SPA description
(information as published 2001)

River Spey – Insh Marshes

image: SPA location map 

 

The Insh Marshes lie either side of the River Spey upstream of Loch Insh in the central Highlands of Scotland. They are over 5 km long and over 1 km wide. Partly due to seasonal flooding, there is a very large area of swamp, fen and carr which together form the largest single unit of poor fen floodplain mire in the UK. It is also one of the most natural systems of its type left in Britain. The SPA lies within the flat valley floor of the River Spey between Newtonmore and Kingussie and includes Loch Insh.

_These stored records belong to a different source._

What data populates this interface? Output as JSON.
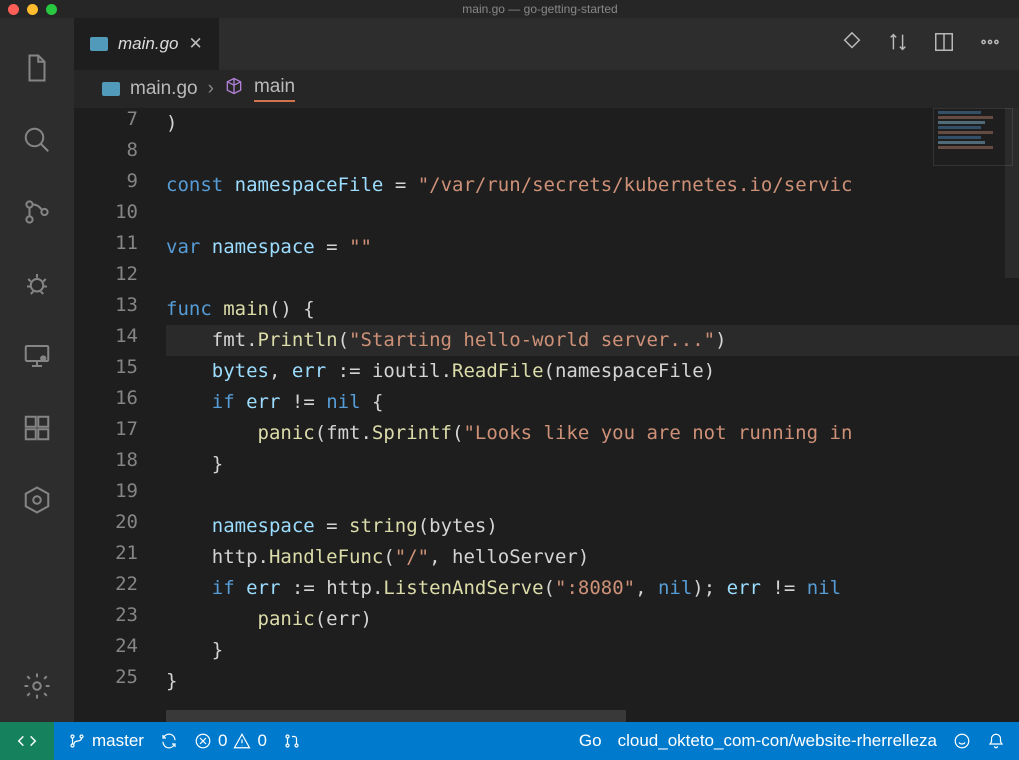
{
  "window_title": "main.go — go-getting-started",
  "tab": {
    "filename": "main.go"
  },
  "breadcrumb": {
    "file": "main.go",
    "symbol": "main"
  },
  "code_lines": [
    {
      "n": 7,
      "html": ")"
    },
    {
      "n": 8,
      "html": ""
    },
    {
      "n": 9,
      "html": "<span class='kw'>const</span> <span class='id'>namespaceFile</span> = <span class='str'>\"/var/run/secrets/kubernetes.io/servic</span>"
    },
    {
      "n": 10,
      "html": ""
    },
    {
      "n": 11,
      "html": "<span class='kw'>var</span> <span class='id'>namespace</span> = <span class='str'>\"\"</span>"
    },
    {
      "n": 12,
      "html": ""
    },
    {
      "n": 13,
      "html": "<span class='kw'>func</span> <span class='fn'>main</span>() {"
    },
    {
      "n": 14,
      "html": "    fmt.<span class='fn'>Println</span>(<span class='str'>\"Starting hello-world server...\"</span>)",
      "hl": true
    },
    {
      "n": 15,
      "html": "    <span class='id'>bytes</span>, <span class='id'>err</span> := ioutil.<span class='fn'>ReadFile</span>(namespaceFile)"
    },
    {
      "n": 16,
      "html": "    <span class='kw'>if</span> <span class='id'>err</span> != <span class='nilkw'>nil</span> {"
    },
    {
      "n": 17,
      "html": "        <span class='fn'>panic</span>(fmt.<span class='fn'>Sprintf</span>(<span class='str'>\"Looks like you are not running in</span>"
    },
    {
      "n": 18,
      "html": "    }"
    },
    {
      "n": 19,
      "html": ""
    },
    {
      "n": 20,
      "html": "    <span class='id'>namespace</span> = <span class='fn'>string</span>(bytes)"
    },
    {
      "n": 21,
      "html": "    http.<span class='fn'>HandleFunc</span>(<span class='str'>\"/\"</span>, helloServer)"
    },
    {
      "n": 22,
      "html": "    <span class='kw'>if</span> <span class='id'>err</span> := http.<span class='fn'>ListenAndServe</span>(<span class='str'>\":8080\"</span>, <span class='nilkw'>nil</span>); <span class='id'>err</span> != <span class='nilkw'>nil</span>"
    },
    {
      "n": 23,
      "html": "        <span class='fn'>panic</span>(err)"
    },
    {
      "n": 24,
      "html": "    }"
    },
    {
      "n": 25,
      "html": "}"
    }
  ],
  "status": {
    "branch": "master",
    "errors": "0",
    "warnings": "0",
    "language": "Go",
    "context": "cloud_okteto_com-con/website-rherrelleza"
  }
}
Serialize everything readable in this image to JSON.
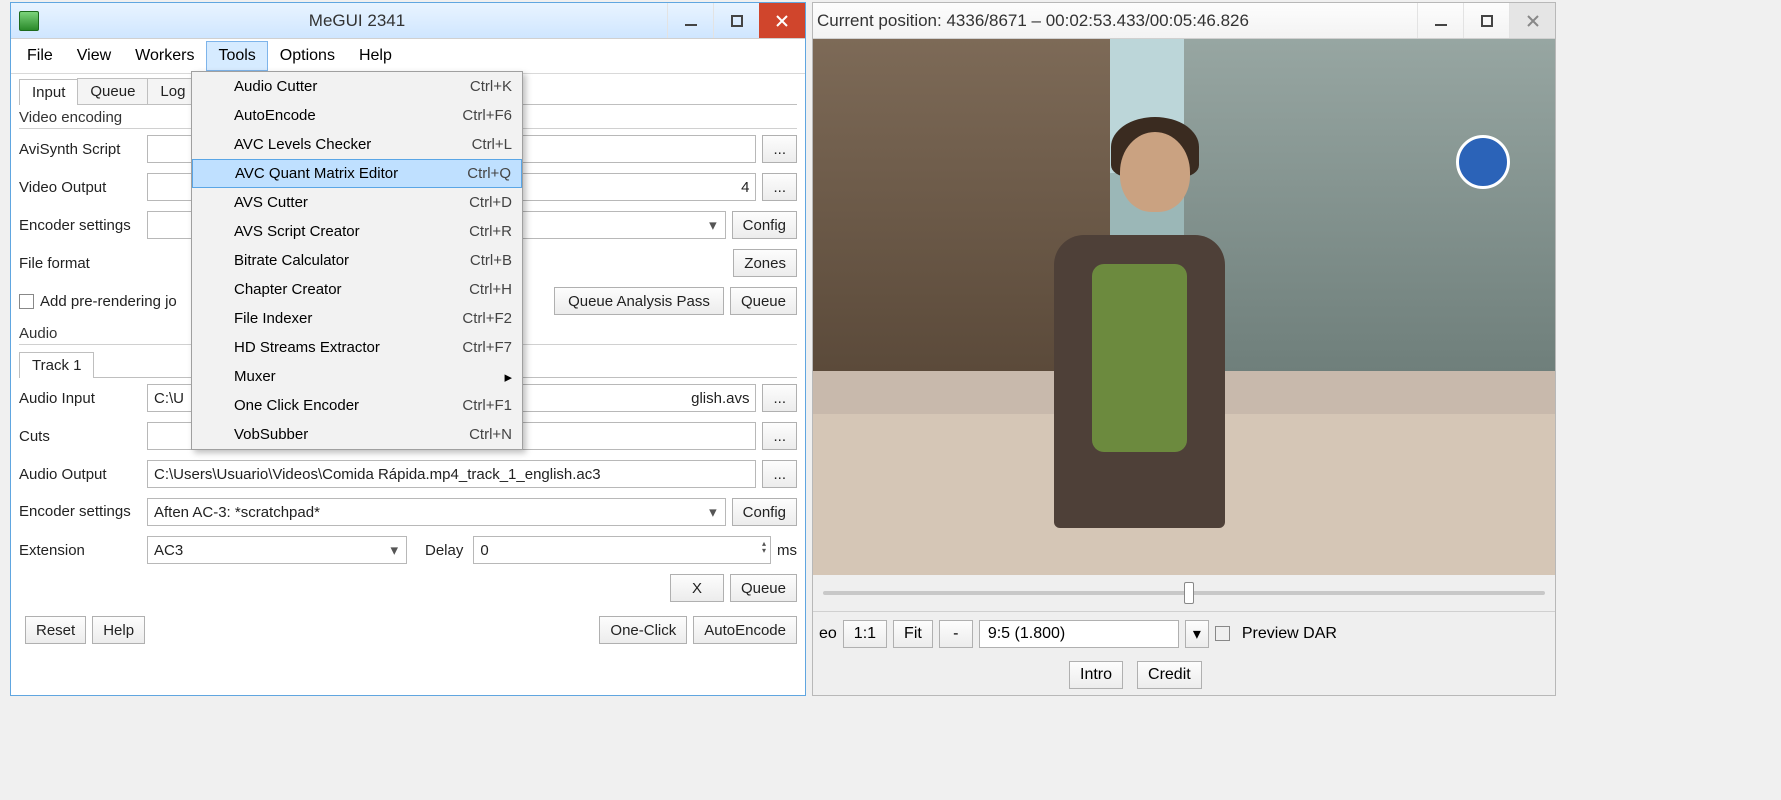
{
  "megui": {
    "title": "MeGUI 2341",
    "menubar": [
      "File",
      "View",
      "Workers",
      "Tools",
      "Options",
      "Help"
    ],
    "active_menu_index": 3,
    "tools_menu": [
      {
        "label": "Audio Cutter",
        "shortcut": "Ctrl+K"
      },
      {
        "label": "AutoEncode",
        "shortcut": "Ctrl+F6"
      },
      {
        "label": "AVC Levels Checker",
        "shortcut": "Ctrl+L"
      },
      {
        "label": "AVC Quant Matrix Editor",
        "shortcut": "Ctrl+Q",
        "highlight": true
      },
      {
        "label": "AVS Cutter",
        "shortcut": "Ctrl+D"
      },
      {
        "label": "AVS Script Creator",
        "shortcut": "Ctrl+R"
      },
      {
        "label": "Bitrate Calculator",
        "shortcut": "Ctrl+B"
      },
      {
        "label": "Chapter Creator",
        "shortcut": "Ctrl+H"
      },
      {
        "label": "File Indexer",
        "shortcut": "Ctrl+F2"
      },
      {
        "label": "HD Streams Extractor",
        "shortcut": "Ctrl+F7"
      },
      {
        "label": "Muxer",
        "shortcut": "",
        "submenu": true
      },
      {
        "label": "One Click Encoder",
        "shortcut": "Ctrl+F1"
      },
      {
        "label": "VobSubber",
        "shortcut": "Ctrl+N"
      }
    ],
    "tabs": [
      "Input",
      "Queue",
      "Log"
    ],
    "video": {
      "section": "Video encoding",
      "avisynth_label": "AviSynth Script",
      "output_label": "Video Output",
      "output_value_suffix": "4",
      "encoder_label": "Encoder settings",
      "config_btn": "Config",
      "format_label": "File format",
      "zones_btn": "Zones",
      "prerender_label": "Add pre-rendering jo",
      "analysis_btn": "Queue Analysis Pass",
      "queue_btn": "Queue"
    },
    "audio": {
      "section": "Audio",
      "track_tab": "Track 1",
      "input_label": "Audio Input",
      "input_prefix": "C:\\U",
      "input_suffix": "glish.avs",
      "cuts_label": "Cuts",
      "output_label": "Audio Output",
      "output_value": "C:\\Users\\Usuario\\Videos\\Comida Rápida.mp4_track_1_english.ac3",
      "encoder_label": "Encoder settings",
      "encoder_value": "Aften AC-3: *scratchpad*",
      "config_btn": "Config",
      "ext_label": "Extension",
      "ext_value": "AC3",
      "delay_label": "Delay",
      "delay_value": "0",
      "delay_unit": "ms",
      "x_btn": "X",
      "queue_btn": "Queue"
    },
    "footer": {
      "reset": "Reset",
      "help": "Help",
      "oneclick": "One-Click",
      "autoencode": "AutoEncode"
    }
  },
  "preview": {
    "title": "Current position: 4336/8671   –   00:02:53.433/00:05:46.826",
    "position_frame": 4336,
    "total_frames": 8671,
    "position_time": "00:02:53.433",
    "total_time": "00:05:46.826",
    "slider_ratio": 0.5,
    "ratio_btns": {
      "one_one": "1:1",
      "fit": "Fit",
      "minus": "-"
    },
    "aspect_value": "9:5 (1.800)",
    "preview_dar": "Preview DAR",
    "eo_suffix": "eo",
    "intro_btn": "Intro",
    "credit_btn": "Credit"
  }
}
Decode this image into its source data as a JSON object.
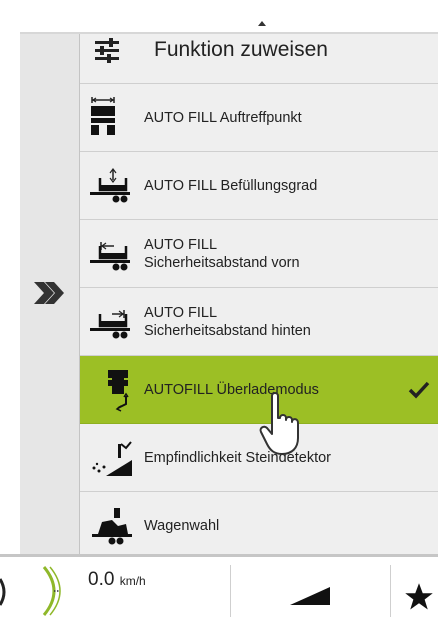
{
  "header": {
    "title": "Funktion zuweisen",
    "icon": "sliders-icon"
  },
  "menu": {
    "items": [
      {
        "line1": "AUTO FILL Auftreffpunkt",
        "line2": "",
        "icon": "truck-impact-point-icon",
        "active": false
      },
      {
        "line1": "AUTO FILL Befüllungsgrad",
        "line2": "",
        "icon": "trailer-fill-level-icon",
        "active": false
      },
      {
        "line1": "AUTO FILL",
        "line2": "Sicherheitsabstand vorn",
        "icon": "trailer-front-distance-icon",
        "active": false
      },
      {
        "line1": "AUTO FILL",
        "line2": "Sicherheitsabstand hinten",
        "icon": "trailer-rear-distance-icon",
        "active": false
      },
      {
        "line1": "AUTOFILL Überlademodus",
        "line2": "",
        "icon": "overload-mode-icon",
        "active": true
      },
      {
        "line1": "Empfindlichkeit Steindetektor",
        "line2": "",
        "icon": "stone-detector-icon",
        "active": false
      },
      {
        "line1": "Wagenwahl",
        "line2": "",
        "icon": "wagon-selection-icon",
        "active": false
      }
    ]
  },
  "status": {
    "speed": "0.0",
    "speed_unit": "km/h"
  },
  "colors": {
    "active": "#9cbf25",
    "menu_bg": "#efefef",
    "gauge": "#8fb82a"
  }
}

It is of importance for a diverse assemblage of waterbirds and raptors in summer (including nesting Osprey Pandion haliaetus), as well as for Icelandic Whooper Swan Cygnus cygnus in winter. 

 


Qualifying species

For individual species accounts visit the Species Accounts section


 

This site qualifies under Article 4.1 of the Directive (79/409/EEC) by supporting populations of European importance of the following species listed on Annex I of the Directive:

 

During the breeding season;
 
Osprey Pandion haliaetus, 4 pairs representing at least 4.0% of the breeding population in Great Britain (Count as at early 1990's)
 
Spotted Crake Porzana porzana, 3 individuals representing at least 6.0% of the breeding population in Great Britain (5 year mean, 1990-1995)
 
Wood Sandpiper Tringa glareola, 2 pairs representing at least 20.0% of the breeding population in Great Britain (5 year mean, 1990-1995)
 
Over winter;
 
Hen Harrier Circus cyaneus, 11 individuals representing at least 1.5% of the wintering population in Great Britain (5 year mean, 1990/1-1994/5)
 
Whooper Swan Cygnus cygnus, 190 individuals representing at least 3.5% of the wintering population in Great Britain (5 year peak mean 1991/2-1995/6)
 
 
This site also qualifies under Article 4.2 of the Directive (79/409/EEC) by supporting populations of European importance of the following migratory species:
 
During the breeding season;
 
Wigeon Anas penelope, 37 pairs representing <0.1% of the breeding Western Siberia/Northwestern/Northeastern Europe population (Mid 1990s)

 


Note:

Many designated sites are on private land: the listing of a site in these pages does not imply any right of public access.
 
Note that sites selected for waterbird species on the basis of their occurrence in the breeding, passage or winter periods also provide legal protection for these species when they occur at other times of the year.